Sometimes something can be lost in a language barrier of sorts when a fellow from New Jersey is trying to order a piece of pizza in Southern California.
You see, pizza in New Jersey also is known as pizza pie. Make that pie for short.
When a chap from New Jersey ordered a slice of pie at the Square Pan Pizza kiosk by Gate C at San Diego Jack Murphy Stadium, the woman behind the counter bellowed: "We don't have pie here!"
I understood the problem, so I translated and this fellow got his piece of Square Pan pizza. He wished he hadn't. What he got was a heavy rectangle of spongy dough smeared with some kind of tomato sauce, covered with rubbery cheese and sprouting rounds of pepperoni here and there. The pizza wasn't much, in other words. But because it sells well, the decision in this case would have to be " chacun a son gout " (each to his own taste), which the Great Dugout Diner, Tom Lasorda, might translate as "this stuff is goo."
In truth, though, the quality of the fare at the stadium seems to have improved during the last couple of years in inverse ratio to the Padres' performance. Service America Corp., the folks who once made me wait in a line for half an hour and then pitched me a frozen hot dog, have made some impressive changes, both in menu and preparation. There's still no quiche, but it's starting to look and taste like big-league chow.
I doubt that you'll find anybody named Jean Pierre flipping hamburgers at the burger, french fry and onion ring stand on the Plaza level, but you will find a quarter-pound plain or cheese-enshrouded burger that's at least as good as those peddled by fast-food joints. Ditto the fries. And the onion rings are enough to make you feel 16 again, unless you are 16, which renders the sensation kind of pointless.
Just as Babe Ruth might have said "What, twice glory?" after slamming two home runs, we might take a look at Service America's ploy of placing different types of food in different parts of the stadium and say "How haute , cuisine?" In other words, you have to rise in the world to find the fanciest fare, all the way to the Roof Garden, the bastion of ballpark gourmandism.
Here, high atop the stadium, we find the deluxe (Service America's description) burgers, one-third-pounders priced at $3 plain and 25 extra for cheese. There are also roast beef sandwiches with barbecue sauce or that brown liquid often called "au jus; " a mild German or spicy Italian sausage sandwich; creamy, respectable potato salad; and the dreaded Fire Dog ($2.50), an extra-large and extra-spicy wiener. This last creation could be recommended to morose fans on the grounds that it has the ability to take their minds off the scoreboard.

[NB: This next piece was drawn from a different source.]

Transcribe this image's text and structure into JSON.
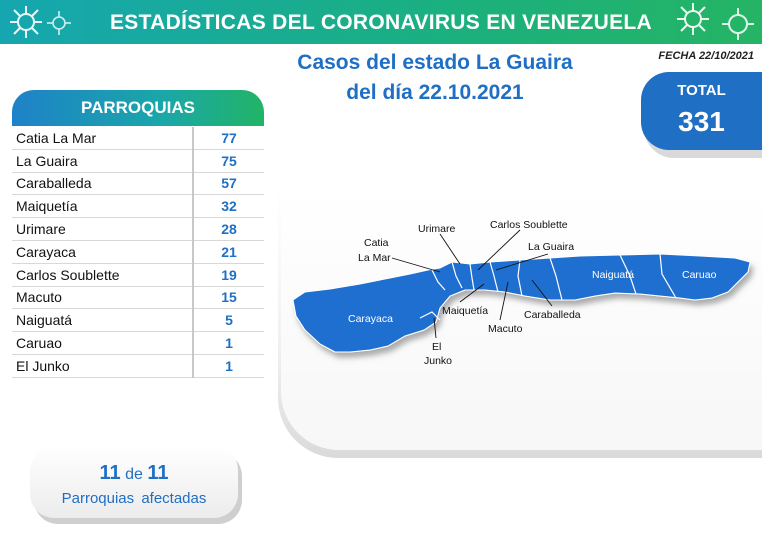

The Italian sausage also sizzles like a Tony Gwynn grounder mowing through the infield. After the second bite or so, little bits of pepper and spices start exploding on the tongue, and it's not a bad sensation. There's even a little cup of marinara sauce to tame the heat, if so desired. But skip the roll, a soggy wonder that in gustatory appeal outranks few things at the stadium other than a bin of sweat socks.
Other than these items, everything that's edible can be found on the Plaza Level. The big item here is the hot dog, available at just about every concession stand and generally very respectable; the dogs now roast in sight and are served steaming hot and juicy, ready to be doused with onions and relish. Regular dogs go for $1.25, and foot-longs for $2; plan to pay extra for chili and/or sauerkraut. Potato chips are Eagle brand, and are good.

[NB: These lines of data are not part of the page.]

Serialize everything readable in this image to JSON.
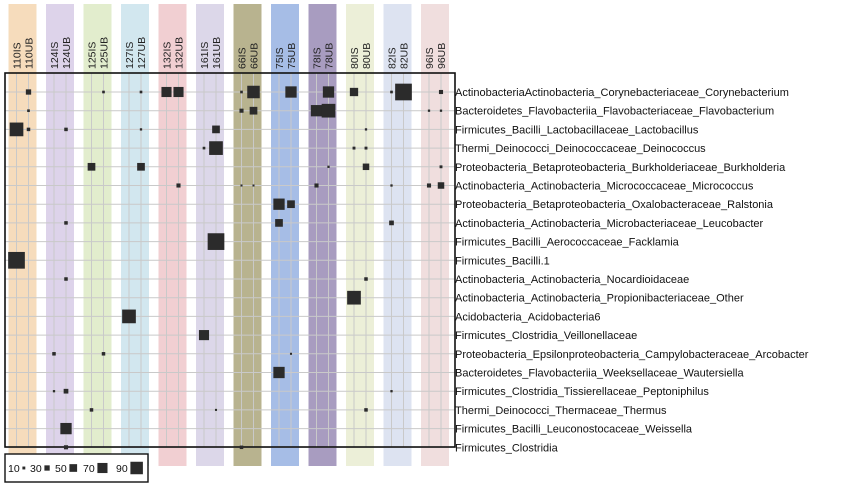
{
  "chart_data": {
    "type": "heatmap",
    "columns": [
      "110IS",
      "110UB",
      "124IS",
      "124UB",
      "125IS",
      "125UB",
      "127IS",
      "127UB",
      "132IS",
      "132UB",
      "161IS",
      "161UB",
      "66IS",
      "66UB",
      "75IS",
      "75UB",
      "78IS",
      "78UB",
      "80IS",
      "80UB",
      "82IS",
      "82UB",
      "96IS",
      "96UB"
    ],
    "groups": [
      {
        "color": "#f6dcbc"
      },
      {
        "color": "#ddd3ea"
      },
      {
        "color": "#e2edcd"
      },
      {
        "color": "#d2e7ef"
      },
      {
        "color": "#f1cfd2"
      },
      {
        "color": "#dcd7e9"
      },
      {
        "color": "#b8b38f"
      },
      {
        "color": "#a6bde6"
      },
      {
        "color": "#a89cc0"
      },
      {
        "color": "#ecefd8"
      },
      {
        "color": "#dde3f1"
      },
      {
        "color": "#f0dede"
      }
    ],
    "rows": [
      "ActinobacteriaActinobacteria_Corynebacteriaceae_Corynebacterium",
      "Bacteroidetes_Flavobacteriia_Flavobacteriaceae_Flavobacterium",
      "Firmicutes_Bacilli_Lactobacillaceae_Lactobacillus",
      "Thermi_Deinococci_Deinococcaceae_Deinococcus",
      "Proteobacteria_Betaproteobacteria_Burkholderiaceae_Burkholderia",
      "Actinobacteria_Actinobacteria_Micrococcaceae_Micrococcus",
      "Proteobacteria_Betaproteobacteria_Oxalobacteraceae_Ralstonia",
      "Actinobacteria_Actinobacteria_Microbacteriaceae_Leucobacter",
      "Firmicutes_Bacilli_Aerococcaceae_Facklamia",
      "Firmicutes_Bacilli.1",
      "Actinobacteria_Actinobacteria_Nocardioidaceae",
      "Actinobacteria_Actinobacteria_Propionibacteriaceae_Other",
      "Acidobacteria_Acidobacteria6",
      "Firmicutes_Clostridia_Veillonellaceae",
      "Proteobacteria_Epsilonproteobacteria_Campylobacteraceae_Arcobacter",
      "Bacteroidetes_Flavobacteriia_Weeksellaceae_Wautersiella",
      "Firmicutes_Clostridia_Tissierellaceae_Peptoniphilus",
      "Thermi_Deinococci_Thermaceae_Thermus",
      "Firmicutes_Bacilli_Leuconostocaceae_Weissella",
      "Firmicutes_Clostridia"
    ],
    "values": [
      [
        0,
        30,
        0,
        0,
        0,
        8,
        0,
        8,
        70,
        70,
        0,
        0,
        8,
        90,
        0,
        80,
        0,
        80,
        55,
        0,
        8,
        125,
        0,
        20
      ],
      [
        0,
        8,
        0,
        0,
        0,
        0,
        0,
        0,
        0,
        0,
        0,
        0,
        20,
        50,
        0,
        0,
        80,
        100,
        0,
        0,
        0,
        0,
        5,
        5
      ],
      [
        100,
        15,
        0,
        15,
        0,
        0,
        0,
        5,
        0,
        0,
        0,
        50,
        0,
        0,
        0,
        0,
        0,
        0,
        0,
        5,
        0,
        0,
        0,
        0
      ],
      [
        0,
        0,
        0,
        0,
        0,
        0,
        0,
        0,
        0,
        0,
        8,
        100,
        0,
        0,
        0,
        0,
        0,
        0,
        10,
        10,
        0,
        0,
        0,
        0
      ],
      [
        0,
        0,
        0,
        0,
        50,
        0,
        0,
        50,
        0,
        0,
        0,
        0,
        0,
        0,
        0,
        0,
        0,
        5,
        0,
        40,
        0,
        0,
        0,
        10
      ],
      [
        0,
        0,
        0,
        0,
        0,
        0,
        0,
        0,
        0,
        20,
        0,
        0,
        3,
        3,
        0,
        0,
        20,
        0,
        0,
        0,
        5,
        0,
        20,
        40
      ],
      [
        0,
        0,
        0,
        0,
        0,
        0,
        0,
        0,
        0,
        0,
        0,
        0,
        0,
        0,
        80,
        50,
        0,
        0,
        0,
        0,
        0,
        0,
        0,
        0
      ],
      [
        0,
        0,
        0,
        15,
        0,
        0,
        0,
        0,
        0,
        0,
        0,
        0,
        0,
        0,
        50,
        0,
        0,
        0,
        0,
        0,
        25,
        0,
        0,
        0
      ],
      [
        0,
        0,
        0,
        0,
        0,
        0,
        0,
        0,
        0,
        0,
        0,
        125,
        0,
        0,
        0,
        0,
        0,
        0,
        0,
        0,
        0,
        0,
        0,
        0
      ],
      [
        125,
        0,
        0,
        0,
        0,
        0,
        0,
        0,
        0,
        0,
        0,
        0,
        0,
        0,
        0,
        0,
        0,
        0,
        0,
        0,
        0,
        0,
        0,
        0
      ],
      [
        0,
        0,
        0,
        15,
        0,
        0,
        0,
        0,
        0,
        0,
        0,
        0,
        0,
        0,
        0,
        0,
        0,
        0,
        0,
        15,
        0,
        0,
        0,
        0
      ],
      [
        0,
        0,
        0,
        0,
        0,
        0,
        0,
        0,
        0,
        0,
        0,
        0,
        0,
        0,
        0,
        0,
        0,
        0,
        100,
        0,
        0,
        0,
        0,
        0
      ],
      [
        0,
        0,
        0,
        0,
        0,
        0,
        100,
        0,
        0,
        0,
        0,
        0,
        0,
        0,
        0,
        0,
        0,
        0,
        0,
        0,
        0,
        0,
        0,
        0
      ],
      [
        0,
        0,
        0,
        0,
        0,
        0,
        0,
        0,
        0,
        0,
        70,
        0,
        0,
        0,
        0,
        0,
        0,
        0,
        0,
        0,
        0,
        0,
        0,
        0
      ],
      [
        0,
        0,
        15,
        0,
        0,
        15,
        0,
        0,
        0,
        0,
        0,
        0,
        0,
        0,
        0,
        3,
        0,
        0,
        0,
        0,
        0,
        0,
        0,
        0
      ],
      [
        0,
        0,
        0,
        0,
        0,
        0,
        0,
        0,
        0,
        0,
        0,
        0,
        0,
        0,
        80,
        0,
        0,
        0,
        0,
        0,
        0,
        0,
        0,
        0
      ],
      [
        0,
        0,
        5,
        25,
        0,
        0,
        0,
        0,
        0,
        0,
        0,
        0,
        0,
        0,
        0,
        0,
        0,
        0,
        0,
        0,
        5,
        0,
        0,
        0
      ],
      [
        0,
        0,
        0,
        0,
        15,
        0,
        0,
        0,
        0,
        0,
        0,
        3,
        0,
        0,
        0,
        0,
        0,
        0,
        0,
        15,
        0,
        0,
        0,
        0
      ],
      [
        0,
        0,
        0,
        80,
        0,
        0,
        0,
        0,
        0,
        0,
        0,
        0,
        0,
        0,
        0,
        0,
        0,
        0,
        0,
        0,
        0,
        0,
        0,
        0
      ],
      [
        0,
        0,
        0,
        20,
        0,
        0,
        0,
        0,
        0,
        0,
        0,
        0,
        15,
        0,
        0,
        0,
        0,
        0,
        0,
        0,
        0,
        0,
        0,
        0
      ]
    ],
    "legend": {
      "values": [
        10,
        30,
        50,
        70,
        90
      ],
      "placement": "bottom-left"
    },
    "grid": true,
    "square_color": "#2b2b2b"
  }
}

At these stands, beer sells for $1.75, sodas start at 75 and candies cost $1 each. The list goes on with helmet sundaes, frozen malts, ice cream sandwiches and soft serve cones.
Several specialty booths peddle burritos (chili and cheese, $2.25) and taquitos (three for $2). It is at these booths that big spenders can order a Corona or Beck's, poured from the bottle at $3 apiece. As yet, there's no lime for the Corona, but any catering company that has progressed as far as the Fire Dog is sure to catch up soon.
The lazy person's way to feed at the stadium is in the stands. It still may be the best, as long as it is understood that options are limited. In the stands, protein is defined as the hot dog, except on busier days, when the term expands to include the pizza that intrepid hawkers sell to fans too busy watching the game to notice what they're chewing.
But limited choice still means choice , and all the classics are here, including popcorn that seems to have been popped fairly recently and tastes like it does at the movies; pink cotton candy for deserving tots who are seated more than five rows away from this writer; sodas; peanuts and Cracker Jack.
Cracker Jack, as everyone knows, is the ultimate of ballpark cuisine, and it was interesting to learn that they don't sell it at Candlestick and Fenway parks.
The point of going to the stadium, of course, is to enjoy the game. But everyone does seem to eat and eat and eat, and the expansion and improvement of the menu can only help on those days when looking at the scoreboard takes the steely determination of a Casey at the bat.